When people talk about investing in stocks, there’s so many factors to consider when deciding where to invest your funds. The future is uncertain, after all, which makes it difficult for beginners to know where to start.
Thematic investing simplifies the way you invest by categorising stocks based on broad themes or ideas.
The key to thematic investing is carefully identifying structural shifts and the companies with high exposure to those shifts. As always when it comes to investing, timing is key.
In a report on the rising use of thematic investing around institutional investors, McKinsey recommends that ‘investors should assess the high-level attractiveness of the theme and make sure there are companies whose businesses are heavily exposed to the theme.

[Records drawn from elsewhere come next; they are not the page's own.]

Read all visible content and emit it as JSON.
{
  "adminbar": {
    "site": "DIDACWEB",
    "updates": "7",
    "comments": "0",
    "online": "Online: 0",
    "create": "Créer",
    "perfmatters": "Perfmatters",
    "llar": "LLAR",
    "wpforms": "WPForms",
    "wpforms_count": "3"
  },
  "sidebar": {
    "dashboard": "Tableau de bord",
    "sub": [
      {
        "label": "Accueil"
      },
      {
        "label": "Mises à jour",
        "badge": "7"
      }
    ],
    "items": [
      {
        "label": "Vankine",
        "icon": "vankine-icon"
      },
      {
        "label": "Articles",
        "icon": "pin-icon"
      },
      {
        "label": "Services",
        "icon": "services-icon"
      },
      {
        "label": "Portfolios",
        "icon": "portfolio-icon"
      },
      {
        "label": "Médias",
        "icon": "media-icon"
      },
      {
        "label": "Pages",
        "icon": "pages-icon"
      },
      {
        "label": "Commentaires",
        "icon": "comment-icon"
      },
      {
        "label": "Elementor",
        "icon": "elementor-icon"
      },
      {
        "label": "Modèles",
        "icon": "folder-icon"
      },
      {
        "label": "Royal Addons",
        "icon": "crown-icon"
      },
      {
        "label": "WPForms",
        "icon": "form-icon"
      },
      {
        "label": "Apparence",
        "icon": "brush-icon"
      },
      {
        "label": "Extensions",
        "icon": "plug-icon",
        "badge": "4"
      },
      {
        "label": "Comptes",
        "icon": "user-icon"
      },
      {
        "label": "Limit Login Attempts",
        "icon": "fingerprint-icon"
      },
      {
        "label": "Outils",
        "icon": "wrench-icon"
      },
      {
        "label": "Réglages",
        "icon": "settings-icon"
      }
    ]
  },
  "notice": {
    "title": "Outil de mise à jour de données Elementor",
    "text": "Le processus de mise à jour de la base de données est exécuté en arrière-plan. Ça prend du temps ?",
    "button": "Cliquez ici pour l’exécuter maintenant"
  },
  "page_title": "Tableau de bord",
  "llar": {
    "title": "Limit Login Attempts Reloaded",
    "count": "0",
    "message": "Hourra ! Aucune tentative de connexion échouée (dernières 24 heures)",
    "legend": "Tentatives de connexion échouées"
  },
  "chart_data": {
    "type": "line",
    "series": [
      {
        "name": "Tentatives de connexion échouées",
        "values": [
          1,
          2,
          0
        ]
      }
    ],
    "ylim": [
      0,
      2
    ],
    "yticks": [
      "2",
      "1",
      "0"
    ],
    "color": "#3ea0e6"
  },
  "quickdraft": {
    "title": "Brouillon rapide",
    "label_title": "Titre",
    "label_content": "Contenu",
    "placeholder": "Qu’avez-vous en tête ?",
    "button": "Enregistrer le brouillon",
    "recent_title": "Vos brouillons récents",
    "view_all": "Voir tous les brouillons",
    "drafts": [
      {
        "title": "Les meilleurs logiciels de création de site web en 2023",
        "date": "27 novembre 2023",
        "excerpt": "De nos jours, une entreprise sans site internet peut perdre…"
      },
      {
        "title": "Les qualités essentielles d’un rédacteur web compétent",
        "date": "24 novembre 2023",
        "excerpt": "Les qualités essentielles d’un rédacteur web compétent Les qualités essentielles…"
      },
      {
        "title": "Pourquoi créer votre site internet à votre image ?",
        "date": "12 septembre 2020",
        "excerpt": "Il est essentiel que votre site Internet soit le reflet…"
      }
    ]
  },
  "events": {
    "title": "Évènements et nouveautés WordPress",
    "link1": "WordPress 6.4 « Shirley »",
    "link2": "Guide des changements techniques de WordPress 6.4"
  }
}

An investor must monitor the theme over time to identify the right entry and exit points’, it reads.
Adopting a thematic investing approach can yield three types of benefits for investors, according to the McKinsey report.
Firstly, it allows them to generate alpha at scale by focusing on investment opportunities in hot spots where a significant amount of capital can be deployed.
Secondly, the more systematic investment process and in-depth research required for thematic investing builds a deeper understanding of the underlying drivers of value creation and risk. It also provides investors with a dynamic and flexible way to validate and express their hunches by applying a forward-looking lens to investment decisions.